A body moving in  a straight line cones a distance of 14m in 5th sec  and 20m in 8th sec . how much distance will it cover in 15th  sec 

This query becomes simple if you consider the distance formula and find u and a from it and solve for the asked time interval.

 

The following steps will aid you in the query:

 

1) Consider distance formula, s = ut + at²/2. This gives the total distance travelled in t seconds. But, the given data is of t^th second and not total t seconds.

 

2) So, consider for 5^th second first. S₅ = distance travelled in 5 seconds - distance travelled in 4 seconds. S₅ = [(5u + 25a/2) - (4u + 16a/2)]. You will get S₅ = 14 = u + 9a/2.

 

3) Similarly, find S₈ = 20 = u + 15a/2.

 

4) So, now you have 2 equations.
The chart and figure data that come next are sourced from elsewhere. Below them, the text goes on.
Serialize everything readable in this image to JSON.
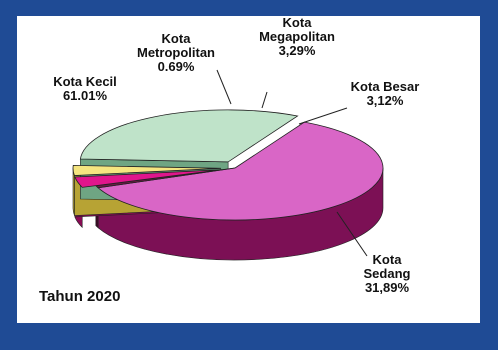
{
  "chart_data": {
    "type": "pie",
    "title": "",
    "footer": "Tahun 2020",
    "colors": {
      "background": "#1f4b95",
      "panel": "#ffffff"
    },
    "slices": [
      {
        "name": "Kota Kecil",
        "line1": "Kota Kecil",
        "line2": "61.01%",
        "value": 61.01,
        "color": "#d966c6",
        "side": "#7c1055"
      },
      {
        "name": "Kota Metropolitan",
        "line1": "Kota",
        "line2": "Metropolitan",
        "line3": "0.69%",
        "value": 0.69,
        "color": "#6a1a44",
        "side": "#3c0a25"
      },
      {
        "name": "Kota Megapolitan",
        "line1": "Kota",
        "line2": "Megapolitan",
        "line3": "3,29%",
        "value": 3.29,
        "color": "#e0168c",
        "side": "#8a0b55",
        "exploded": true
      },
      {
        "name": "Kota Besar",
        "line1": "Kota Besar",
        "line2": "3,12%",
        "value": 3.12,
        "color": "#f5e580",
        "side": "#b7a334",
        "exploded": true
      },
      {
        "name": "Kota Sedang",
        "line1": "Kota",
        "line2": "Sedang",
        "line3": "31,89%",
        "value": 31.89,
        "color": "#bfe3c9",
        "side": "#6fa583",
        "exploded": true
      }
    ]
  }
}
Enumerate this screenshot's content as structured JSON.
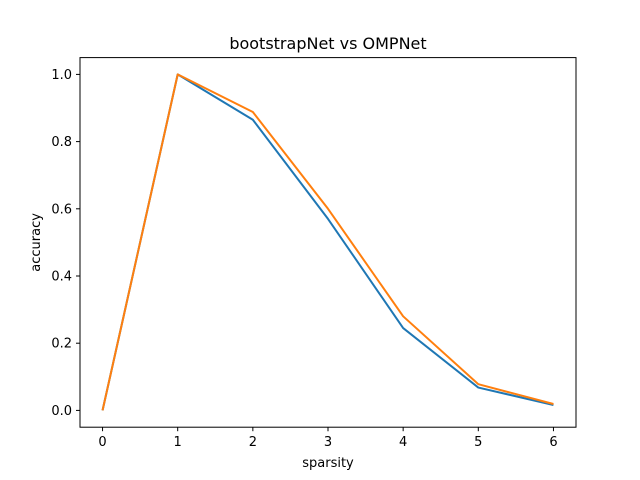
{
  "chart_data": {
    "type": "line",
    "title": "bootstrapNet vs OMPNet",
    "xlabel": "sparsity",
    "ylabel": "accuracy",
    "xlim": [
      -0.3,
      6.3
    ],
    "ylim": [
      -0.05,
      1.05
    ],
    "x_ticks": [
      0,
      1,
      2,
      3,
      4,
      5,
      6
    ],
    "y_ticks": [
      0.0,
      0.2,
      0.4,
      0.6,
      0.8,
      1.0
    ],
    "grid": false,
    "legend": "none",
    "x": [
      0,
      1,
      2,
      3,
      4,
      5,
      6
    ],
    "series": [
      {
        "color": "#1f77b4",
        "values": [
          0.0,
          1.0,
          0.865,
          0.57,
          0.245,
          0.068,
          0.016
        ]
      },
      {
        "color": "#ff7f0e",
        "values": [
          0.0,
          1.0,
          0.888,
          0.6,
          0.28,
          0.078,
          0.019
        ]
      }
    ]
  }
}
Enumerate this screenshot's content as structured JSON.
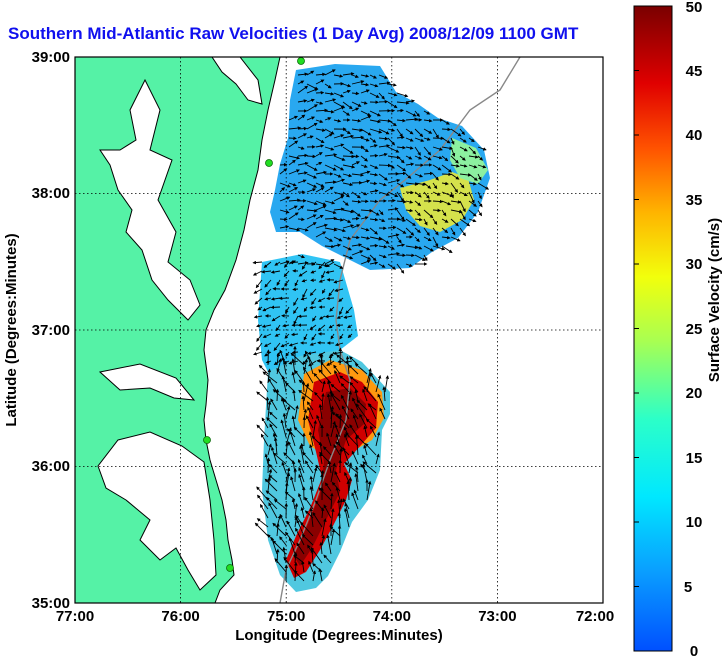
{
  "title": "Southern Mid-Atlantic Raw Velocities (1 Day Avg) 2008/12/09 1100 GMT",
  "map": {
    "xlabel": "Longitude (Degrees:Minutes)",
    "ylabel": "Latitude (Degrees:Minutes)",
    "lon_ticks": [
      "77:00",
      "76:00",
      "75:00",
      "74:00",
      "73:00",
      "72:00"
    ],
    "lat_ticks": [
      "39:00",
      "38:00",
      "37:00",
      "36:00",
      "35:00"
    ],
    "lon_range": [
      -77,
      -72
    ],
    "lat_range": [
      35,
      39
    ],
    "grid": true,
    "land_color": "#55f2a6",
    "water_color": "#ffffff",
    "site_color": "#22dd22"
  },
  "colorbar": {
    "label": "Surface Velocity (cm/s)",
    "ticks": [
      "0",
      "5",
      "10",
      "15",
      "20",
      "25",
      "30",
      "35",
      "40",
      "45",
      "50"
    ],
    "range": [
      0,
      50
    ],
    "colormap": "jet"
  }
}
Solve them to get the values of 'u' and 'a'. Once you subtract them, you will get 'a' = 2 m/s².

 

5) Then you multiply one equation by 10 and the other by 6. Then subtract the two equations and solve to get 'u'. You will get u = 5 m/s.

 

6) Finally use the values of u and a to get S₁₅ = [(15u + 225a/2) - (14u + 196a/2)] = u + 29a/2 = 34 m.